新聞報道によると、まだ100名の司法修習生の就職先が決まっていないという。
私は、53期であるから、1年間のうちに4月に52期が、10月に53期というように就職活動がダブった世代である。
しかし、卒業直前期に就職先が決まっていなかったのは、出産予定があって就職「しない」女性修習生、研究生活のために大学に戻る者(厳密には、就職先があることになろう)、裁判官、検察官希望であったが、どうも採用が難しいこととなり急遽弁護士の法律事務所に就職することになった者、地方で独立しようと考えており、いきなり「親方」になる者(これも、厳密には就職先があることになろう)など、特別な事情があるケースであって、需要と供給との格差から就職難になるということはなかった。

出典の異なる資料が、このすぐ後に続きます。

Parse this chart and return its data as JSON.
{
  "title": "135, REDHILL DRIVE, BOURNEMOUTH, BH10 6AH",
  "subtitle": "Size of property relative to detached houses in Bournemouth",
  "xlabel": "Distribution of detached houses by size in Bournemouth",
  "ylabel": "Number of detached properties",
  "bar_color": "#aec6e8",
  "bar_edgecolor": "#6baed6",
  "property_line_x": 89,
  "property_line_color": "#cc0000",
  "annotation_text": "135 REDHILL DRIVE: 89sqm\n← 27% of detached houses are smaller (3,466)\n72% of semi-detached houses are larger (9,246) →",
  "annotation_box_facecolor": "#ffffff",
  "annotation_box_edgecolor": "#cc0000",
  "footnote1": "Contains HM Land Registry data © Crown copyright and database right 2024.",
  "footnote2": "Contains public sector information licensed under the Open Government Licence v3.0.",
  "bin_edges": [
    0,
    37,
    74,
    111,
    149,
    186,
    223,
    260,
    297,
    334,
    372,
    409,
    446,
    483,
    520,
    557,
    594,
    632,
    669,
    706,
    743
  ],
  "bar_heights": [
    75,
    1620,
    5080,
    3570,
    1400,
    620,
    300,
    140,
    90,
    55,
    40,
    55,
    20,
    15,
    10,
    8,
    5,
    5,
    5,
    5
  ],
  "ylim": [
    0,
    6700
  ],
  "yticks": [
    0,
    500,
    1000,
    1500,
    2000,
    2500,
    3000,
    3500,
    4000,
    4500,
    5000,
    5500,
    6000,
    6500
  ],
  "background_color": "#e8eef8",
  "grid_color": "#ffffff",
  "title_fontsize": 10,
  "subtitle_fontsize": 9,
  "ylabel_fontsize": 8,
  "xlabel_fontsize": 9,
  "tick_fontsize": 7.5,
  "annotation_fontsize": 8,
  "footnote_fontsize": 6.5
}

日弁連は、「ノキ弁」といって、事務所の備品を貸し与えるが給料は自分で稼げ、という方式が就職難の解決方法になる、というが、これは小手先のまやかしだろう。
司法修習生から弁護士になったときは、金もないし人脈もないし、稼げない。私は弁護士なりたてのころに金が無くて引越し費用を弟に借りたほどだ(結婚式をやる際も金が無くて困った記憶がある)。

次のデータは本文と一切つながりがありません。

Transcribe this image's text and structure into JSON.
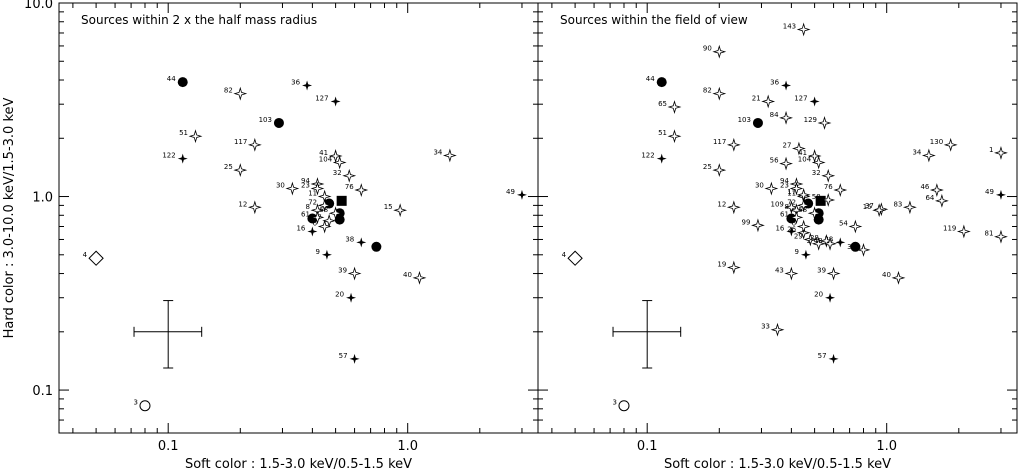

まして、法科大学院に入るために授業料を負担してきた一般的な学生は、借金はあっても貯金などないだろう。
最初から、経験を得ながら稼げる人がどれくらいいるだろうか。
もちろん、以前なら弁護士資格を得られなかったクラスの受験生が弁護士資格を得て働けるのだから、実務にでれば自分の能力次第で何とでもなるという野心家・自信家にはmずは合格することに意味がありどんな条件でも就職ができればいい、と割り切れるだろう。

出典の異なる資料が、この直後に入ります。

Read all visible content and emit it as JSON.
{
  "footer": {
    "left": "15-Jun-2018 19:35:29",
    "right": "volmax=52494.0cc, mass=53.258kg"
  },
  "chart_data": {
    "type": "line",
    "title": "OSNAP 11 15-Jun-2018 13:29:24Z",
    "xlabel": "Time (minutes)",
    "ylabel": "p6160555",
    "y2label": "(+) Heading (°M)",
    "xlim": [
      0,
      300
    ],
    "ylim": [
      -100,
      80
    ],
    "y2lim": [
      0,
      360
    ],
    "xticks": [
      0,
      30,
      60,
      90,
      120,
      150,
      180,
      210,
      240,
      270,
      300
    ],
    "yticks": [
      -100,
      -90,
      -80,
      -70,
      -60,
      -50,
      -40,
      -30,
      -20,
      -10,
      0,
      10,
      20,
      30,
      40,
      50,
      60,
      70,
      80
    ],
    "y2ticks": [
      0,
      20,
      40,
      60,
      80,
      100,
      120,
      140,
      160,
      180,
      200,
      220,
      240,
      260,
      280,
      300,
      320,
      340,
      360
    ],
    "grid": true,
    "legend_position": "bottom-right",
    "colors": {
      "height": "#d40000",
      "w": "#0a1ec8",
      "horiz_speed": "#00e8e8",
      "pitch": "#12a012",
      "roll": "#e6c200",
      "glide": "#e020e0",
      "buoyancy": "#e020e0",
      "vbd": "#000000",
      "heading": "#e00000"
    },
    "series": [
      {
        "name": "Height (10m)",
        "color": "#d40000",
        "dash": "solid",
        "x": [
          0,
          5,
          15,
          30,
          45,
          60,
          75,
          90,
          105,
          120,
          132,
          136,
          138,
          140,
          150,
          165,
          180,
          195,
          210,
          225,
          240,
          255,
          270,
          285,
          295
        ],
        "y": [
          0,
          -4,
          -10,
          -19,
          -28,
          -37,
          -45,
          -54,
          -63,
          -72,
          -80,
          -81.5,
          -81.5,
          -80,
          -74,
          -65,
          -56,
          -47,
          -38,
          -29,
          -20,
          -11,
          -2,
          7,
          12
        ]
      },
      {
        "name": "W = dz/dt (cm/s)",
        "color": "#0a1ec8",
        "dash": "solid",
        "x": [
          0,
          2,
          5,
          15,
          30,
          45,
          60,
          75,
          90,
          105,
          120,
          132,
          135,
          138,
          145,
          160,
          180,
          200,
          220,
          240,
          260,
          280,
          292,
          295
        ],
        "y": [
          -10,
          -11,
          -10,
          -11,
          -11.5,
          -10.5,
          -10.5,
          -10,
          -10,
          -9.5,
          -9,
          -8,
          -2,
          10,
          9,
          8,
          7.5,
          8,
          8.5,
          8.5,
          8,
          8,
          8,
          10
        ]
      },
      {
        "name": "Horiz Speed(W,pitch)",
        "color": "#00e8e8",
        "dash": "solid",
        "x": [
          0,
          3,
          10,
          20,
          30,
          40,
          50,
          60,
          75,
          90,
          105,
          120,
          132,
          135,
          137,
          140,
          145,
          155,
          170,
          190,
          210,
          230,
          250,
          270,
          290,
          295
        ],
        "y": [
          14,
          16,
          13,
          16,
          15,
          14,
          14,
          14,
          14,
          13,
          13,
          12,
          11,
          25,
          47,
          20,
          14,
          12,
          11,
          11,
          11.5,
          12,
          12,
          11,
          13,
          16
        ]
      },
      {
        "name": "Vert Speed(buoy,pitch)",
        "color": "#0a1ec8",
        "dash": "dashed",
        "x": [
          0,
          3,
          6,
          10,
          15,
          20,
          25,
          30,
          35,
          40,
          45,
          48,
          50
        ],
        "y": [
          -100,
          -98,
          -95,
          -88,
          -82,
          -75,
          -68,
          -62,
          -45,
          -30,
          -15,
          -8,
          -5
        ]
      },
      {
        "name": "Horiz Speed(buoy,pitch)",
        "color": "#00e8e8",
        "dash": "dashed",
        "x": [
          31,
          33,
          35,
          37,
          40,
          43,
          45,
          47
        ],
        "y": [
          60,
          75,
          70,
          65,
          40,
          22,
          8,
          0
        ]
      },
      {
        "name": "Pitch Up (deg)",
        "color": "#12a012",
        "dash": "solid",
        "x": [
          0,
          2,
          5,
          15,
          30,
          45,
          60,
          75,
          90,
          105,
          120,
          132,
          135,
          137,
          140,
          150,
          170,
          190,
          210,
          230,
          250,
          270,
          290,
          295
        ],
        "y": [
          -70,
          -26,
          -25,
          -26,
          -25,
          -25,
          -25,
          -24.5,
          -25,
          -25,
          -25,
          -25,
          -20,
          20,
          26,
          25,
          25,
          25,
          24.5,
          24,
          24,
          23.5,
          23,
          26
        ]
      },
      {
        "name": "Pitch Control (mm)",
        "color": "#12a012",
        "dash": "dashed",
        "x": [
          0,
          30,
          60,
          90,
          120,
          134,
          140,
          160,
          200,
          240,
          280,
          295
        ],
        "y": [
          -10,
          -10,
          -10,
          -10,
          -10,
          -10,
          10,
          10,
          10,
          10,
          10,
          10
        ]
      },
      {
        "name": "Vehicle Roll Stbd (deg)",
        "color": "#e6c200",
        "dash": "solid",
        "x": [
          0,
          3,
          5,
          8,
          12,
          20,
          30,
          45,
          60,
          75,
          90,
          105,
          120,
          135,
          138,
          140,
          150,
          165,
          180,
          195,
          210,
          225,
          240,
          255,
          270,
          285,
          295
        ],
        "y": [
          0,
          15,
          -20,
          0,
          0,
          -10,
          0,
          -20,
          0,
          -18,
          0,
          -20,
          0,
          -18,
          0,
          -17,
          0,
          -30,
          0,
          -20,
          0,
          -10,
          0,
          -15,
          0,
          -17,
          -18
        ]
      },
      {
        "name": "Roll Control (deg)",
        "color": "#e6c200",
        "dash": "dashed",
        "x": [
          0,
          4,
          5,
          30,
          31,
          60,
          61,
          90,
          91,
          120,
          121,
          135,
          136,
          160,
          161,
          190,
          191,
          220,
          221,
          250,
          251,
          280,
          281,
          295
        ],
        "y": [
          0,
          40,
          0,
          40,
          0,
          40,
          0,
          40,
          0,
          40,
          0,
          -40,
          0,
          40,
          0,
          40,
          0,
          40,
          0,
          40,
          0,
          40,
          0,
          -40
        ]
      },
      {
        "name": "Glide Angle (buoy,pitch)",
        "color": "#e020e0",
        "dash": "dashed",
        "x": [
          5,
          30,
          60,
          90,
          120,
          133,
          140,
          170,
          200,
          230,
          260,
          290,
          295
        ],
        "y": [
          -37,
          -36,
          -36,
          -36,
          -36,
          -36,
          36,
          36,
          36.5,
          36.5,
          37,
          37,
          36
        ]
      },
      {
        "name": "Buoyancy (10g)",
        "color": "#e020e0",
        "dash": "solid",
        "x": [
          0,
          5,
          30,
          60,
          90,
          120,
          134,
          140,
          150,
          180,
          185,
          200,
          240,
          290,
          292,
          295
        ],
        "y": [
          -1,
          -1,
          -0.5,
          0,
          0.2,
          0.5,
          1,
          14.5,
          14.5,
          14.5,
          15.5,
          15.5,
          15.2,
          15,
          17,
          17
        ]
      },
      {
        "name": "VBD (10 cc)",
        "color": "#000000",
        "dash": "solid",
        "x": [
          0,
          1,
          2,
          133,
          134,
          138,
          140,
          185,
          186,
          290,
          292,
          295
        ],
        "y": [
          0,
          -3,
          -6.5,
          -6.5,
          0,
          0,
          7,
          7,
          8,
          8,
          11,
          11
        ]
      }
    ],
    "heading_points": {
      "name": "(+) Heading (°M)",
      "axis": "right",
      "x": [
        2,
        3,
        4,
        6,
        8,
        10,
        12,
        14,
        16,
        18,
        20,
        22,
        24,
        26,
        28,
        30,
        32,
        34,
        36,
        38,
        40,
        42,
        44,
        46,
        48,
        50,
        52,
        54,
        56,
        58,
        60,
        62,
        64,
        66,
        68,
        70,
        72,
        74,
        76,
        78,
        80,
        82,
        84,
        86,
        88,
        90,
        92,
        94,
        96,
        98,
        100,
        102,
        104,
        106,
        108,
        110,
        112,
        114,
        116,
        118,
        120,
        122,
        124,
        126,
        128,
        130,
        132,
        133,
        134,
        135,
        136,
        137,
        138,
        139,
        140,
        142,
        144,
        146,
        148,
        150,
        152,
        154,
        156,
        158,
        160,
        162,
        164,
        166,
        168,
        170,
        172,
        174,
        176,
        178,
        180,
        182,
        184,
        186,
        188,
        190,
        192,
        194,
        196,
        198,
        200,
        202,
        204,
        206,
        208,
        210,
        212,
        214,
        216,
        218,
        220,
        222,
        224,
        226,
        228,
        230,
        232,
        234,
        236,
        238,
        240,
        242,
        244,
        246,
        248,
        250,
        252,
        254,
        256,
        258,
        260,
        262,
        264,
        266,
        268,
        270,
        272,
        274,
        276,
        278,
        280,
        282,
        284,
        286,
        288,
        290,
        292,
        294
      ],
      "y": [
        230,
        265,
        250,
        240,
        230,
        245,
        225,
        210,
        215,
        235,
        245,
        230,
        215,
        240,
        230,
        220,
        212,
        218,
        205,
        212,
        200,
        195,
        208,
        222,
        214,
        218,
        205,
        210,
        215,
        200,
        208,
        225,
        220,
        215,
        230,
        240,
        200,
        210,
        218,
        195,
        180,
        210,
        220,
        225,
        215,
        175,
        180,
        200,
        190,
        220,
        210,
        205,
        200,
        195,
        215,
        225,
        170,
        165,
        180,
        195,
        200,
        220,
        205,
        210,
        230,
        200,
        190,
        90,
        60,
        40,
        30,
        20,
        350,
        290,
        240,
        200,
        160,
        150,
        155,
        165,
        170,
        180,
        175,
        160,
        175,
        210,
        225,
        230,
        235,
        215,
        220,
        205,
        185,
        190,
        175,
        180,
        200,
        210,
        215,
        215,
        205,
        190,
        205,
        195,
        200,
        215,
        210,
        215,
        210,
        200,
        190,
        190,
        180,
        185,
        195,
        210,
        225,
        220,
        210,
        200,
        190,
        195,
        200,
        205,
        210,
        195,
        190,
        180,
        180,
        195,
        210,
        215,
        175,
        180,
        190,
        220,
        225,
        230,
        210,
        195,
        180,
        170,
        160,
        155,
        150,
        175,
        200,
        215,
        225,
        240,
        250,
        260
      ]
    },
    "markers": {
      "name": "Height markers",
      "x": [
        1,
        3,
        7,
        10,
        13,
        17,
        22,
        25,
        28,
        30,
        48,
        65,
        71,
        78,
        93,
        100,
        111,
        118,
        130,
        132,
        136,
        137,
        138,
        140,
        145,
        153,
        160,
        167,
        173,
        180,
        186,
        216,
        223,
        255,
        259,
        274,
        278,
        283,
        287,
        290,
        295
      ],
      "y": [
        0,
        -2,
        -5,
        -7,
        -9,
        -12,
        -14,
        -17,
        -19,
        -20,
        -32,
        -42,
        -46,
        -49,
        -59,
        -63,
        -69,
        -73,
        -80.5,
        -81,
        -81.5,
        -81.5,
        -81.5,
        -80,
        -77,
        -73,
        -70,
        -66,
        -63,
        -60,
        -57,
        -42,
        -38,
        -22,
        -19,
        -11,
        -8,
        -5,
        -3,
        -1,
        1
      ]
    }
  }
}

実際、偏差値どおりに仕事がうまくいかないのも、弁護士の面白さであるし。
しかし、就職も出来ないのにあの受験負担、試験負担、就職負担を自分の子供に課すことを良しとする現役の弁護士は、果たしているだろうか?
私は、正直、いやである。
また、なってからも精神的にキツイ業界であるのに、安心して就職できないのならいい人材に目指してもらえるだろうか、弁護士費用が低額になるとユーザーである国民市民は「よかった」と思うからしれないが、果たしてそれでいいのかとも思う(費用が安ければ出来ることも限られる、というのが偽らざる気持ちである。5000円の旅館と3万円の旅館とでは、おのずと違ってくる)。
多分、弁護士の不祥事も増えると思う。
国民が安心して弁護士に依頼できる環境を守るためには、国と闘うこともある弁護士としては、独立して働くための最低限の保証がほしいのである。
なお、私は弁護士増に反対しているわけではない。就職ができないほど増やすのは問題だという認識である。もともと、司法試験は「資格試験」ではなく、国の政策的観点から資格者を制限してきた「就職試験」なのだから。
むしろ、私は、適切な数の弁護士増には賛成である。
勉強もせずに働かないのに、キャリアをひけらかしてえらそうにしている弁護士が市場から駆逐されるためにも。